The Olympic sequel provides the a-ha moment, with a bunch of letters (C, A, N and a really fat, mean, negative T) following James Magnussen until the nay-saying letter T falls off a cliff, but the Missile doesn't hop in and help him. (I swear there isn't a more succinct way to describe this.) After Magnussen failed to lead our relay team to victory, did anybody contemplate pulling the ad? It had a really creepy prescience about it on Monday morning when we all woke to discover our failure.
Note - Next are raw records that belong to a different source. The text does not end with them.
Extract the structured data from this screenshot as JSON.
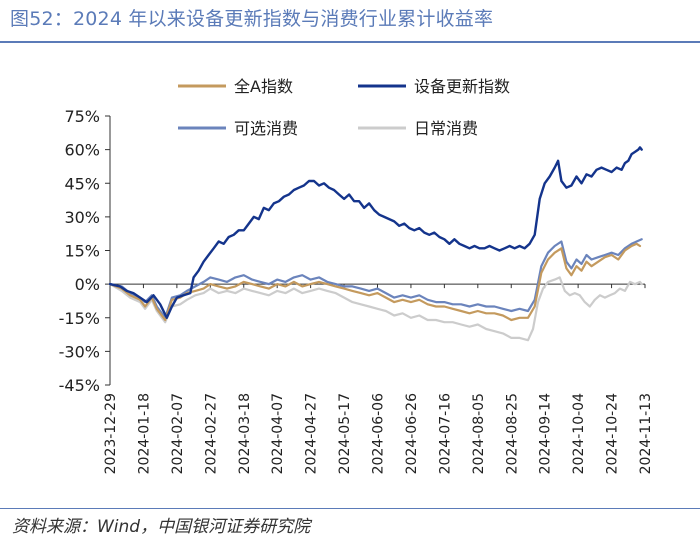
{
  "header": {
    "title": "图52：2024 年以来设备更新指数与消费行业累计收益率"
  },
  "footer": {
    "source": "资料来源：Wind，中国银河证券研究院"
  },
  "chart_data": {
    "type": "line",
    "title": "图52：2024 年以来设备更新指数与消费行业累计收益率",
    "xlabel": "",
    "ylabel": "",
    "ylim": [
      -45,
      75
    ],
    "yticks": [
      75,
      60,
      45,
      30,
      15,
      0,
      -15,
      -30,
      -45
    ],
    "ytick_labels": [
      "75%",
      "60%",
      "45%",
      "30%",
      "15%",
      "0%",
      "-15%",
      "-30%",
      "-45%"
    ],
    "x_tick_labels": [
      "2023-12-29",
      "2024-01-18",
      "2024-02-07",
      "2024-02-27",
      "2024-03-18",
      "2024-04-07",
      "2024-04-27",
      "2024-05-17",
      "2024-06-06",
      "2024-06-26",
      "2024-07-16",
      "2024-08-05",
      "2024-08-25",
      "2024-09-14",
      "2024-10-04",
      "2024-10-24",
      "2024-11-13"
    ],
    "x_range": [
      0,
      320
    ],
    "legend_position": "top",
    "series": [
      {
        "name": "全A指数",
        "color": "#c49a5e",
        "points": [
          [
            0,
            0
          ],
          [
            7,
            -2
          ],
          [
            12,
            -5
          ],
          [
            18,
            -7
          ],
          [
            21,
            -10
          ],
          [
            25,
            -6
          ],
          [
            28,
            -11
          ],
          [
            33,
            -16
          ],
          [
            37,
            -7
          ],
          [
            42,
            -6
          ],
          [
            46,
            -4
          ],
          [
            51,
            -3
          ],
          [
            56,
            -2
          ],
          [
            60,
            0
          ],
          [
            65,
            -1
          ],
          [
            70,
            -2
          ],
          [
            75,
            -1
          ],
          [
            80,
            1
          ],
          [
            85,
            0
          ],
          [
            90,
            -1
          ],
          [
            95,
            -2
          ],
          [
            100,
            0
          ],
          [
            105,
            -1
          ],
          [
            110,
            1
          ],
          [
            115,
            -1
          ],
          [
            120,
            0
          ],
          [
            125,
            1
          ],
          [
            130,
            0
          ],
          [
            135,
            -1
          ],
          [
            140,
            -2
          ],
          [
            145,
            -3
          ],
          [
            150,
            -4
          ],
          [
            155,
            -5
          ],
          [
            160,
            -4
          ],
          [
            165,
            -6
          ],
          [
            170,
            -8
          ],
          [
            175,
            -7
          ],
          [
            180,
            -8
          ],
          [
            185,
            -7
          ],
          [
            190,
            -9
          ],
          [
            195,
            -10
          ],
          [
            200,
            -10
          ],
          [
            205,
            -11
          ],
          [
            210,
            -12
          ],
          [
            215,
            -13
          ],
          [
            220,
            -12
          ],
          [
            225,
            -13
          ],
          [
            230,
            -13
          ],
          [
            235,
            -14
          ],
          [
            240,
            -16
          ],
          [
            245,
            -15
          ],
          [
            250,
            -15
          ],
          [
            254,
            -10
          ],
          [
            258,
            5
          ],
          [
            262,
            11
          ],
          [
            266,
            14
          ],
          [
            270,
            16
          ],
          [
            273,
            7
          ],
          [
            276,
            4
          ],
          [
            279,
            8
          ],
          [
            282,
            6
          ],
          [
            285,
            10
          ],
          [
            288,
            8
          ],
          [
            292,
            10
          ],
          [
            296,
            12
          ],
          [
            300,
            13
          ],
          [
            304,
            11
          ],
          [
            308,
            15
          ],
          [
            312,
            17
          ],
          [
            315,
            18
          ],
          [
            317,
            17
          ]
        ]
      },
      {
        "name": "设备更新指数",
        "color": "#14348c",
        "points": [
          [
            0,
            0
          ],
          [
            6,
            -1
          ],
          [
            10,
            -3
          ],
          [
            14,
            -4
          ],
          [
            18,
            -6
          ],
          [
            22,
            -8
          ],
          [
            26,
            -5
          ],
          [
            30,
            -9
          ],
          [
            34,
            -15
          ],
          [
            37,
            -10
          ],
          [
            40,
            -6
          ],
          [
            44,
            -5
          ],
          [
            48,
            -4
          ],
          [
            50,
            3
          ],
          [
            53,
            6
          ],
          [
            56,
            10
          ],
          [
            59,
            13
          ],
          [
            62,
            16
          ],
          [
            65,
            19
          ],
          [
            68,
            18
          ],
          [
            71,
            21
          ],
          [
            74,
            22
          ],
          [
            77,
            24
          ],
          [
            80,
            24
          ],
          [
            83,
            27
          ],
          [
            86,
            30
          ],
          [
            89,
            29
          ],
          [
            92,
            34
          ],
          [
            95,
            33
          ],
          [
            98,
            36
          ],
          [
            101,
            37
          ],
          [
            104,
            39
          ],
          [
            107,
            40
          ],
          [
            110,
            42
          ],
          [
            113,
            43
          ],
          [
            116,
            44
          ],
          [
            119,
            46
          ],
          [
            122,
            46
          ],
          [
            125,
            44
          ],
          [
            128,
            45
          ],
          [
            131,
            43
          ],
          [
            134,
            42
          ],
          [
            137,
            40
          ],
          [
            140,
            38
          ],
          [
            143,
            40
          ],
          [
            146,
            37
          ],
          [
            149,
            37
          ],
          [
            152,
            34
          ],
          [
            155,
            36
          ],
          [
            158,
            33
          ],
          [
            161,
            31
          ],
          [
            164,
            30
          ],
          [
            167,
            29
          ],
          [
            170,
            28
          ],
          [
            173,
            26
          ],
          [
            176,
            27
          ],
          [
            179,
            25
          ],
          [
            182,
            24
          ],
          [
            185,
            25
          ],
          [
            188,
            23
          ],
          [
            191,
            22
          ],
          [
            194,
            23
          ],
          [
            197,
            21
          ],
          [
            200,
            20
          ],
          [
            203,
            18
          ],
          [
            206,
            20
          ],
          [
            209,
            18
          ],
          [
            212,
            17
          ],
          [
            215,
            16
          ],
          [
            218,
            17
          ],
          [
            221,
            16
          ],
          [
            224,
            16
          ],
          [
            227,
            17
          ],
          [
            230,
            16
          ],
          [
            233,
            15
          ],
          [
            236,
            16
          ],
          [
            239,
            17
          ],
          [
            242,
            16
          ],
          [
            245,
            17
          ],
          [
            248,
            16
          ],
          [
            251,
            18
          ],
          [
            254,
            22
          ],
          [
            257,
            38
          ],
          [
            260,
            45
          ],
          [
            263,
            48
          ],
          [
            266,
            52
          ],
          [
            268,
            55
          ],
          [
            270,
            46
          ],
          [
            273,
            43
          ],
          [
            276,
            44
          ],
          [
            279,
            48
          ],
          [
            282,
            45
          ],
          [
            285,
            49
          ],
          [
            288,
            48
          ],
          [
            291,
            51
          ],
          [
            294,
            52
          ],
          [
            297,
            51
          ],
          [
            300,
            50
          ],
          [
            303,
            52
          ],
          [
            306,
            51
          ],
          [
            308,
            54
          ],
          [
            310,
            55
          ],
          [
            312,
            58
          ],
          [
            314,
            59
          ],
          [
            316,
            60
          ],
          [
            317,
            61
          ],
          [
            318,
            60
          ]
        ]
      },
      {
        "name": "可选消费",
        "color": "#6b84bc",
        "points": [
          [
            0,
            0
          ],
          [
            7,
            -1
          ],
          [
            12,
            -4
          ],
          [
            18,
            -6
          ],
          [
            21,
            -8
          ],
          [
            25,
            -5
          ],
          [
            28,
            -10
          ],
          [
            33,
            -15
          ],
          [
            37,
            -6
          ],
          [
            42,
            -5
          ],
          [
            46,
            -3
          ],
          [
            51,
            -1
          ],
          [
            56,
            1
          ],
          [
            60,
            3
          ],
          [
            65,
            2
          ],
          [
            70,
            1
          ],
          [
            75,
            3
          ],
          [
            80,
            4
          ],
          [
            85,
            2
          ],
          [
            90,
            1
          ],
          [
            95,
            0
          ],
          [
            100,
            2
          ],
          [
            105,
            1
          ],
          [
            110,
            3
          ],
          [
            115,
            4
          ],
          [
            120,
            2
          ],
          [
            125,
            3
          ],
          [
            130,
            1
          ],
          [
            135,
            0
          ],
          [
            140,
            -1
          ],
          [
            145,
            -1
          ],
          [
            150,
            -2
          ],
          [
            155,
            -3
          ],
          [
            160,
            -2
          ],
          [
            165,
            -4
          ],
          [
            170,
            -6
          ],
          [
            175,
            -5
          ],
          [
            180,
            -6
          ],
          [
            185,
            -5
          ],
          [
            190,
            -7
          ],
          [
            195,
            -8
          ],
          [
            200,
            -8
          ],
          [
            205,
            -9
          ],
          [
            210,
            -9
          ],
          [
            215,
            -10
          ],
          [
            220,
            -9
          ],
          [
            225,
            -10
          ],
          [
            230,
            -10
          ],
          [
            235,
            -11
          ],
          [
            240,
            -12
          ],
          [
            245,
            -11
          ],
          [
            250,
            -12
          ],
          [
            254,
            -7
          ],
          [
            258,
            8
          ],
          [
            262,
            14
          ],
          [
            266,
            17
          ],
          [
            270,
            19
          ],
          [
            273,
            10
          ],
          [
            276,
            7
          ],
          [
            279,
            11
          ],
          [
            282,
            9
          ],
          [
            285,
            13
          ],
          [
            288,
            11
          ],
          [
            292,
            12
          ],
          [
            296,
            13
          ],
          [
            300,
            14
          ],
          [
            304,
            13
          ],
          [
            308,
            16
          ],
          [
            312,
            18
          ],
          [
            315,
            19
          ],
          [
            318,
            20
          ]
        ]
      },
      {
        "name": "日常消费",
        "color": "#cccccc",
        "points": [
          [
            0,
            0
          ],
          [
            7,
            -3
          ],
          [
            12,
            -6
          ],
          [
            18,
            -8
          ],
          [
            21,
            -11
          ],
          [
            25,
            -7
          ],
          [
            28,
            -12
          ],
          [
            33,
            -17
          ],
          [
            37,
            -10
          ],
          [
            42,
            -9
          ],
          [
            46,
            -7
          ],
          [
            51,
            -5
          ],
          [
            56,
            -4
          ],
          [
            60,
            -2
          ],
          [
            65,
            -4
          ],
          [
            70,
            -3
          ],
          [
            75,
            -4
          ],
          [
            80,
            -2
          ],
          [
            85,
            -3
          ],
          [
            90,
            -4
          ],
          [
            95,
            -5
          ],
          [
            100,
            -3
          ],
          [
            105,
            -4
          ],
          [
            110,
            -2
          ],
          [
            115,
            -4
          ],
          [
            120,
            -3
          ],
          [
            125,
            -2
          ],
          [
            130,
            -3
          ],
          [
            135,
            -4
          ],
          [
            140,
            -6
          ],
          [
            145,
            -8
          ],
          [
            150,
            -9
          ],
          [
            155,
            -10
          ],
          [
            160,
            -11
          ],
          [
            165,
            -12
          ],
          [
            170,
            -14
          ],
          [
            175,
            -13
          ],
          [
            180,
            -15
          ],
          [
            185,
            -14
          ],
          [
            190,
            -16
          ],
          [
            195,
            -16
          ],
          [
            200,
            -17
          ],
          [
            205,
            -17
          ],
          [
            210,
            -18
          ],
          [
            215,
            -19
          ],
          [
            220,
            -18
          ],
          [
            225,
            -20
          ],
          [
            230,
            -21
          ],
          [
            235,
            -22
          ],
          [
            240,
            -24
          ],
          [
            245,
            -24
          ],
          [
            250,
            -25
          ],
          [
            253,
            -20
          ],
          [
            256,
            -8
          ],
          [
            259,
            -2
          ],
          [
            262,
            1
          ],
          [
            266,
            2
          ],
          [
            269,
            3
          ],
          [
            272,
            -3
          ],
          [
            275,
            -5
          ],
          [
            278,
            -4
          ],
          [
            281,
            -5
          ],
          [
            284,
            -8
          ],
          [
            287,
            -10
          ],
          [
            290,
            -7
          ],
          [
            293,
            -5
          ],
          [
            296,
            -6
          ],
          [
            299,
            -5
          ],
          [
            302,
            -4
          ],
          [
            305,
            -2
          ],
          [
            308,
            -3
          ],
          [
            311,
            1
          ],
          [
            314,
            0
          ],
          [
            317,
            1
          ],
          [
            318,
            0
          ]
        ]
      }
    ]
  }
}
Fancy a bank building its identity around the word ''can't''. With an A.
The campaign must be leaving customers more confused than an Australian commentator, with a tiny vocabulary that does not include ''failure'', ''loss'', ''disappointment'', or ''run and hide - Giaan Rooney's got a microphone''. The Australian personality accommodates tall poppyism (unfortunately for Magnussen), massive defeat in an Anzac sense, boundless pride in victory, but nothing for coming fourth. Highly pressured young athletes are telling us less about how we express our identity than our ads and our commentators.
The awkwardness of disappointment requires tact, in person or on TV. Thank god Peter Stefanovic has his head screwed on right when we're all wondering how to respond. ''Don't worry about the loss in the pool tonight folks. At the end of day three, the gold-medal tally remains … Australia 1 Great Britain 0.''
What are we? Daniel Johns's laid-back nation looking skywards, or a pack of parochial Stefanovics who don't mind ignorance as long as we win? Let's not answer that until we've watched a few more eps of The Shire.